• The clinical hallmark of CSVV is palpable purpura – nonblanching red-purple papules that favor dependent sites and areas of trauma (Koebner phenomenon) or pressure (e.g. from tight clothing); however, lesions often begin as partially blanching urticarial papules or purpuric macules, and occasionally other morphologies may be observed (e.g. vesicles or pustules; see Table 19.1, Figs. 19.1 and 19.2); frequently asymptomatic but can have associated pruritus, burning, or pain.

• Possible underlying conditions are presented in Figs. 19.3 and 19.4.

• Characterized by the histologic finding of leukocytoclastic vasculitis (LCV) – transmural infiltration of postcapillary venules by neutrophils that undergo fragmentation (leukocytoclasia), leading to fibrinoid necrosis of the vessel walls (see Fig. 1.11).

• DDx: specific CSVV subtypes or systemic vasculitides (see Table 19.1 and below), morbilliform drug eruptions or arthropod bites (with hemorrhage in dependent sites), petechial viral exanthems (see Fig. 68.1), pigmented purpura, erythema multiforme, pityriasis lichenoides, septic emboli.
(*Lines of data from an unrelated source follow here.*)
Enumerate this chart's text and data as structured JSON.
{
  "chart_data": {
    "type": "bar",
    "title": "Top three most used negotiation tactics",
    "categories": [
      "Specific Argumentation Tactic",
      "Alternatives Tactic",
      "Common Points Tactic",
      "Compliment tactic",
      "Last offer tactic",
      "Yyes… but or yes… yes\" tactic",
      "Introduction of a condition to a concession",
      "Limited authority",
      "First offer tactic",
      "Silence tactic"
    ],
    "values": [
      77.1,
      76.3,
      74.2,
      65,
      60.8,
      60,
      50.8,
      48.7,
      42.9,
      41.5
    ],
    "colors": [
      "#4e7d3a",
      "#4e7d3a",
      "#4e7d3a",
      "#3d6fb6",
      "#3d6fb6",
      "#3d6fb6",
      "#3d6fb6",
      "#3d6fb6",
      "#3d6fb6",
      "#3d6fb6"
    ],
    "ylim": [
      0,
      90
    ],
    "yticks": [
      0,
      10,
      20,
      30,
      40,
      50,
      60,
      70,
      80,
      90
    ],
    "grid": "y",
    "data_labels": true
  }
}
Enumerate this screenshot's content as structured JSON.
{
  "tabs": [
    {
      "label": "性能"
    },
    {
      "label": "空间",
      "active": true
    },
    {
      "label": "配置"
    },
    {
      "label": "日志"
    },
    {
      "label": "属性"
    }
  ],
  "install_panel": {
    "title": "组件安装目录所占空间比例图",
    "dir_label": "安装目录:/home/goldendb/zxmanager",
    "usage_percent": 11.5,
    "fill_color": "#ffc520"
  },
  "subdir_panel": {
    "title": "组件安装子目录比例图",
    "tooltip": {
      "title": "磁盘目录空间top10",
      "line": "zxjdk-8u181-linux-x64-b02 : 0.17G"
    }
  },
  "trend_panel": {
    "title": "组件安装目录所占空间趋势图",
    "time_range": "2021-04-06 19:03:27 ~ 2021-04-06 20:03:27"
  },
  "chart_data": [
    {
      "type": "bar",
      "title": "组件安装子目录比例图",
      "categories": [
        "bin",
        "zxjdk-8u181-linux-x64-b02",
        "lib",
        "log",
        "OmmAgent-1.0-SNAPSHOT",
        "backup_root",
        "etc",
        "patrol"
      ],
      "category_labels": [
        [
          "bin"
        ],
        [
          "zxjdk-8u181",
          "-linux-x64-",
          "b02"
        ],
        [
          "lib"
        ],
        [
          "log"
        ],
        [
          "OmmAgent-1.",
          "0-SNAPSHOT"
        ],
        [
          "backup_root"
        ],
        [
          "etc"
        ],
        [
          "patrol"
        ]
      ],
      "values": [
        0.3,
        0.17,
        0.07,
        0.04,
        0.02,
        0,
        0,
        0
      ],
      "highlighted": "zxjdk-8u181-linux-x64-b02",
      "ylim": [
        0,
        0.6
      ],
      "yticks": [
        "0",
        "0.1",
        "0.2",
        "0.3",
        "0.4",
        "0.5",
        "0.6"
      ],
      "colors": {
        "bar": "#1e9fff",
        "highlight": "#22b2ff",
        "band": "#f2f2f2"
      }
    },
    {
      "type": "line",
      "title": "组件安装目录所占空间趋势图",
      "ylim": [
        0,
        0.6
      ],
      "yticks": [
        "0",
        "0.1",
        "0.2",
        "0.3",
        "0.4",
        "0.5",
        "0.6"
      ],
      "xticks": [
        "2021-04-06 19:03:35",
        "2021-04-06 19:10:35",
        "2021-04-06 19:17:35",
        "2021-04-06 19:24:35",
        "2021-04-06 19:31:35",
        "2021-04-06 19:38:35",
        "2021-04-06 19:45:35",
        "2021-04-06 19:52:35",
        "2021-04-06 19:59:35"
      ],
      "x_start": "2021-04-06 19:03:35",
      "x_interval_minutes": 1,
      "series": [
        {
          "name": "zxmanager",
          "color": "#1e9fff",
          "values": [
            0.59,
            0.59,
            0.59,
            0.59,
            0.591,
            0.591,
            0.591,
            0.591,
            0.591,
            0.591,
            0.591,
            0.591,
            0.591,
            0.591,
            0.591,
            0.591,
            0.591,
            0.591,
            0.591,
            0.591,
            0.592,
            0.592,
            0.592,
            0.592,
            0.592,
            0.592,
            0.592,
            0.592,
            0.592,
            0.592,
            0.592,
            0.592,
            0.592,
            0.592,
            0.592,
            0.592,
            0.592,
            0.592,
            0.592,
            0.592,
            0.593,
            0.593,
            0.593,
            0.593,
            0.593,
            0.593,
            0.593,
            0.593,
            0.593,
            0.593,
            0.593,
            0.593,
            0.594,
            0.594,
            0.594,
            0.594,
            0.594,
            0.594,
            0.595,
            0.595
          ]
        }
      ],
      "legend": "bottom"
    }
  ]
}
• Usually resolves within several weeks to months, typically with postinflammatory hyperpigmentation; chronic or recurrent in ~10% of patients, especially if an underlying autoimmune connective tissue disease (AI-CTD) or cryoglobulinemia.

• Rx: eliminate possible triggers, evaluate for systemic involvement (see Fig. 19.14), and provide supportive care (e.g. leg elevation, NSAIDs); for more severe or persistent (e.g. >4 weeks) skin disease, oral dapsone ± colchicine; if rapidly progressive or ulcerating, a 4- to 6-week course of prednisone may be considered.